Terminou ontem o julgamento de um caso criminal por excelência, daqueles que insuflam amores e ódios, que causam excitação pela concretização de certezas pré-concebidas e também horror por impor verdades que alguns (ou muitos) jamais aceitarão.

Desde que Roberto Jefferson afirmou a existência de um sistema da compra de votos no Congresso Nacional, articulado e proposto pelo Executivo (então de mandato recente do Partido dos Trabalhadores), o furor se instalou.
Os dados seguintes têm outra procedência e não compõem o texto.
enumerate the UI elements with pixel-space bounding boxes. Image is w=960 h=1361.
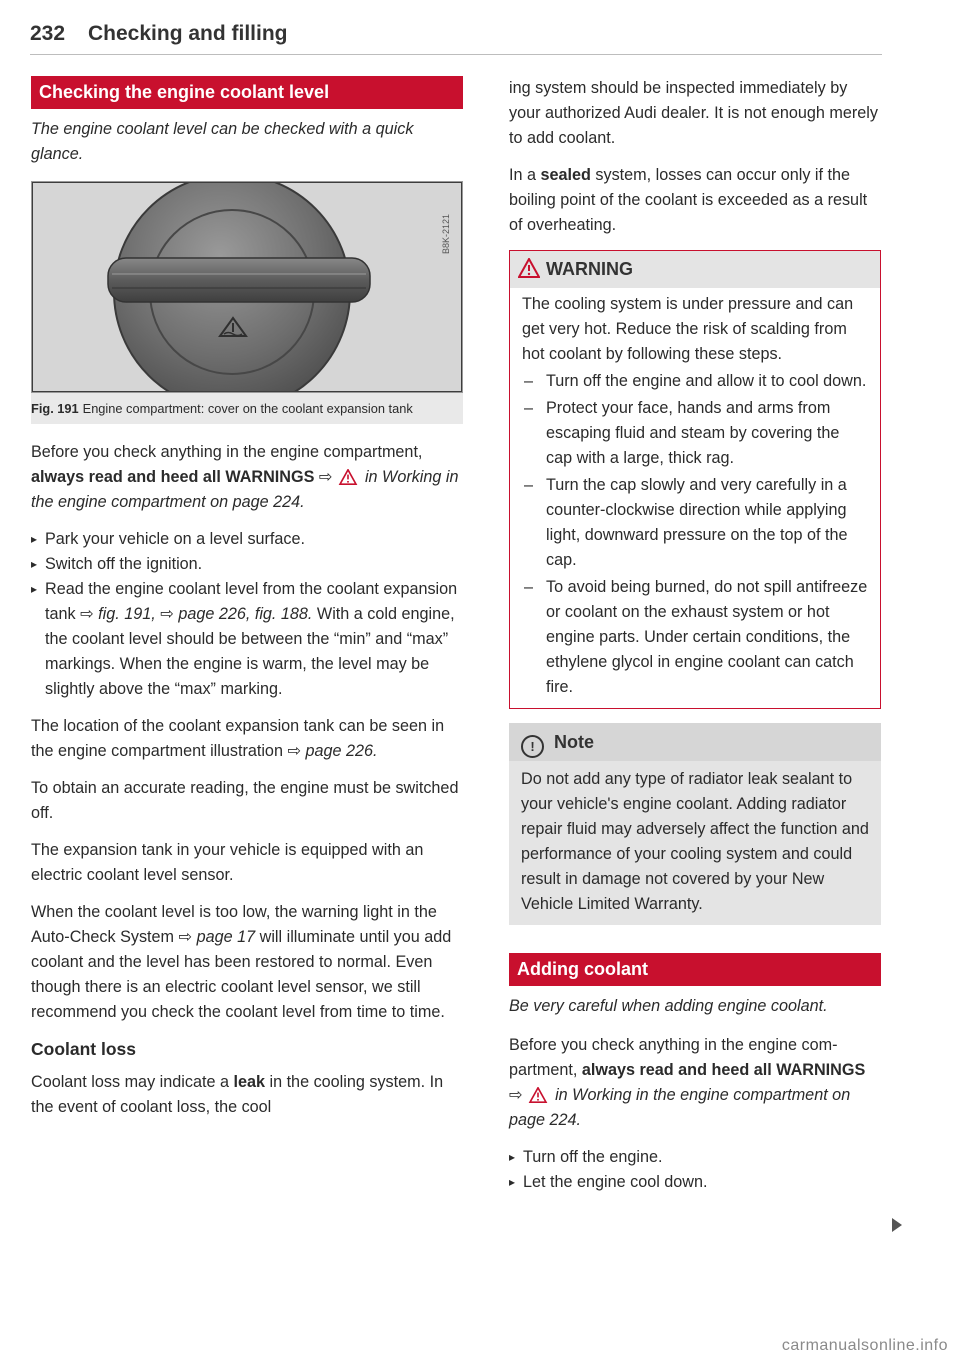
text-span: system, losses can occur only if the boiling point of the coolant is exceeded as a result of overheating. [509, 166, 868, 234]
step-list [509, 1145, 881, 1195]
figure-caption-text: Engine compartment: cover on the coolant expansion tank [82, 401, 413, 416]
section-lead: The engine coolant level can be checked with a quick glance. [31, 120, 414, 163]
text-span: With a cold engine, the coolant level should be between the “min” and “max” markings. When the engine is warm, the level may be slightly above the “max” marking. [45, 605, 455, 698]
step-list [31, 527, 463, 702]
paragraph-read-warnings [31, 440, 463, 515]
coolant-cap-figure [31, 181, 463, 393]
text-span: In a [509, 166, 541, 184]
figure-caption-label: Fig. 191 [31, 401, 79, 416]
warning-item: – Protect your face, hands and arms from escaping fluid and steam by covering the cap with a large, thick rag. [522, 396, 868, 471]
paragraph-read-warnings [509, 1033, 881, 1133]
paragraph-sensor: The expansion tank in your vehicle is equipped with an electric coolant level sensor. [31, 841, 424, 884]
text-span: When the coolant level is too low, the warning light in the Auto-Check System [31, 903, 437, 946]
paragraph-accurate-reading: To obtain an accurate reading, the engine must be switched off. [31, 779, 459, 822]
chapter-title: Checking and filling [88, 22, 288, 45]
paragraph-sealed [509, 163, 881, 238]
note-box [509, 723, 881, 925]
page-number: 232 [30, 22, 66, 45]
warning-intro: The cooling system is under pressure and can get very hot. Reduce the risk of scalding from hot coolant by following these steps. [522, 295, 854, 363]
step-item: ▸ Switch off the ignition. [31, 552, 463, 577]
step-item: ▸ Park your vehicle on a level surface. [31, 527, 463, 552]
text-span: ⇨ [509, 1086, 528, 1104]
italic-span: in Working in the engine compartment on page 224. [509, 1086, 851, 1129]
section-title-adding-coolant: Adding coolant [509, 953, 881, 986]
text-span: will illuminate until you add coolant and the level has been restored to normal. Even though there is an electric coolant level sensor, we still recommend you check the coolant level from time to time. [31, 928, 452, 1021]
note-body: Do not add any type of radiator leak sealant to your vehicle's engine coolant. Adding radiator repair fluid may adversely affect the function and performance of your cooling system and could result in damage not covered by your New Vehicle Limited Warranty. [521, 770, 869, 913]
figure-id-code: B8K-2121 [441, 214, 451, 255]
warning-triangle-icon [518, 258, 540, 278]
warning-item: – Turn the cap slowly and very carefully in a counter-clockwise direction while applying light, downward pressure on the top of the cap. [522, 473, 868, 573]
text-span: ⇨ [314, 468, 337, 486]
warning-item: – To avoid being burned, do not spill antifreeze or coolant on the exhaust system or hot engine parts. Under certain conditions, the ethylene glycol in engine coolant can catch fire. [522, 575, 868, 700]
warning-title: WARNING [546, 259, 633, 279]
exclamation-circle-icon: ! [521, 735, 544, 758]
text-span: The location of the coolant expansion tank can be seen in the engine compartment illustration [31, 717, 445, 760]
warning-triangle-icon [527, 1087, 549, 1103]
left-column [31, 76, 463, 1132]
warning-triangle-icon [337, 469, 359, 485]
cross-reference-link[interactable]: ⇨ fig. 191, ⇨ page 226, fig. 188. [80, 605, 313, 623]
paragraph-warning-light [31, 900, 463, 1025]
bold-span: always read and heed all WARNINGS [581, 1061, 866, 1079]
step-item: ▸ Turn off the engine. [509, 1145, 881, 1170]
bold-span: sealed [540, 166, 591, 184]
paragraph-location [31, 714, 463, 764]
note-header [509, 723, 881, 761]
cross-reference-link[interactable]: ⇨ page 226. [287, 742, 378, 760]
paragraph-inspection: ing system should be inspected immediately by your authorized Audi dealer. It is not enough merely to add coolant. [509, 79, 878, 147]
note-title: Note [554, 732, 594, 752]
warning-box [509, 250, 881, 709]
coolant-cap-illustration [32, 182, 462, 392]
text-span: Before you check anything in the engine compartment, [31, 443, 423, 461]
cross-reference-link[interactable]: ⇨ page 17 [178, 928, 256, 946]
section-lead: Be very careful when adding engine coolant. [509, 997, 828, 1015]
bold-span: always read and heed all WARNINGS [31, 468, 315, 486]
warning-body [510, 288, 880, 708]
page-header [30, 20, 882, 55]
text-span: Before you check anything in the engine compartment, [509, 1036, 838, 1079]
warning-item: – Turn off the engine and allow it to cool down. [522, 369, 868, 394]
next-page-arrow-icon [892, 1218, 902, 1232]
watermark: carmanualsonline.info [781, 1337, 948, 1354]
bold-span: leak [233, 1073, 265, 1091]
section-title-checking-coolant: Checking the engine coolant level [31, 76, 463, 109]
subheading-coolant-loss: Coolant loss [31, 1039, 137, 1059]
text-span: in the cooling system. In the event of coolant loss, the cool [31, 1073, 444, 1116]
text-span: Read the engine coolant level from the coolant expansion tank [45, 580, 458, 623]
figure-caption [31, 393, 463, 424]
right-column [509, 76, 881, 1207]
text-span: Coolant loss may indicate a [31, 1073, 234, 1091]
step-item [31, 577, 463, 702]
italic-span: in Working in the engine compartment on page 224. [31, 468, 459, 511]
paragraph-coolant-loss [31, 1070, 463, 1120]
warning-header [510, 251, 880, 288]
step-item: ▸ Let the engine cool down. [509, 1170, 881, 1195]
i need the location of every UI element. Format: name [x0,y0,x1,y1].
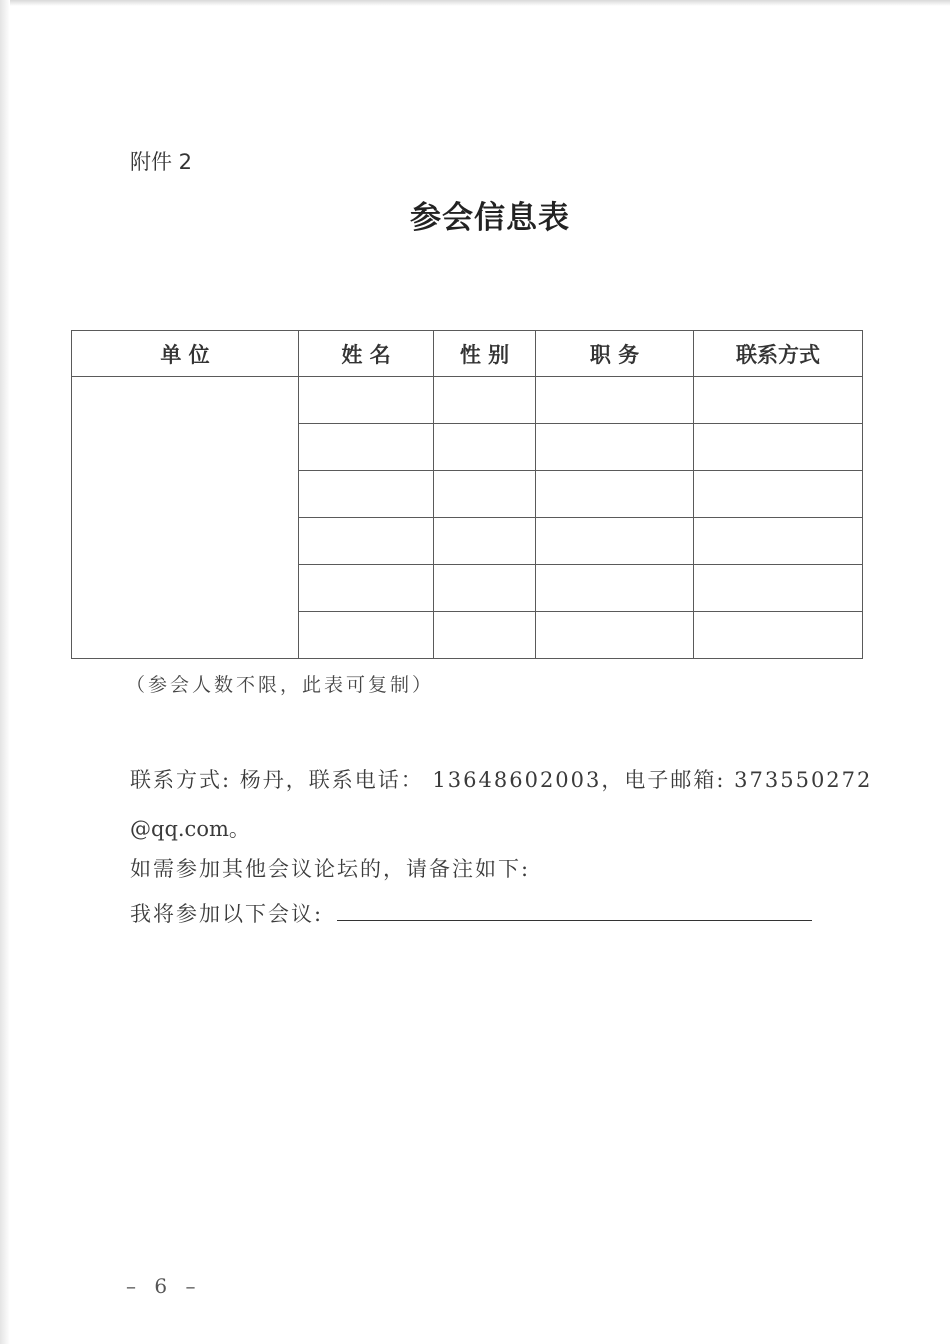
attachment-label: 附件 2 [130,150,193,174]
contact-cell[interactable] [694,565,863,612]
gender-cell[interactable] [434,377,536,424]
table-row [72,377,863,424]
gender-cell[interactable] [434,471,536,518]
contact-cell[interactable] [694,518,863,565]
position-cell[interactable] [536,612,694,659]
gender-cell[interactable] [434,518,536,565]
document-title: 参会信息表 [410,200,570,236]
name-cell[interactable] [299,518,434,565]
attendee-info-table [71,330,863,659]
page-number: – 6 – [126,1274,202,1298]
contact-cell[interactable] [694,612,863,659]
header-organization: 单 位 [72,331,299,377]
contact-info-line: 联系方式: 杨丹，联系电话： 13648602003，电子邮箱: 373550272 [130,768,873,792]
other-meetings-prompt: 如需参加其他会议论坛的，请备注如下: [130,857,531,881]
contact-cell[interactable] [694,471,863,518]
name-cell[interactable] [299,565,434,612]
name-cell[interactable] [299,612,434,659]
contact-cell[interactable] [694,377,863,424]
attend-meeting-line [130,896,812,928]
header-gender: 性 别 [434,331,536,377]
header-contact: 联系方式 [694,331,863,377]
position-cell[interactable] [536,377,694,424]
attend-meeting-blank[interactable] [337,896,812,921]
position-cell[interactable] [536,424,694,471]
position-cell[interactable] [536,471,694,518]
header-position: 职 务 [536,331,694,377]
contact-email-tail: @qq.com。 [130,817,250,841]
gender-cell[interactable] [434,612,536,659]
page-edge-shadow [0,0,950,6]
contact-cell[interactable] [694,424,863,471]
name-cell[interactable] [299,377,434,424]
organization-cell[interactable] [72,377,299,659]
gender-cell[interactable] [434,424,536,471]
table-note: （参会人数不限，此表可复制） [126,674,435,696]
position-cell[interactable] [536,565,694,612]
name-cell[interactable] [299,471,434,518]
attend-meeting-label: 我将参加以下会议: [130,902,324,926]
table-header-row [72,331,863,377]
gender-cell[interactable] [434,565,536,612]
header-name: 姓 名 [299,331,434,377]
name-cell[interactable] [299,424,434,471]
position-cell[interactable] [536,518,694,565]
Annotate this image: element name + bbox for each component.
O maior rival do PT, o PSDB, acusou-o de despreparo na governança e de hipocrisia, já que fora o PT o maior ativista pela moralidade da vida pública no Brasil enquanto era oposição ao governo do PSDB.

 

Os críticos de processos judiciais que não leram todo o processo são tão capazes quanto os críticos literários que não leem os livros que criticam

O PT e seus simpatizantes contra-atacaram politicamente, afirmando que tal esquema se iniciara no mandato de Fernando Henrique Cardoso com a PEC [proposta de emenda à constituição] da reeleição. Relembraram a alcunha do procurador-geral da República Aristides Junqueira, que em gracejo era chamado de “engavetador-geral” da República, exatamente por não ter prosseguido qualquer investigação sobre aqueles supostos fatos. Mais tarde Aristides Junqueira afirmaria que o mensalão do PT também não existiu. Posição equivocada, segundo o STF. Também teria se equivocado lá atrás?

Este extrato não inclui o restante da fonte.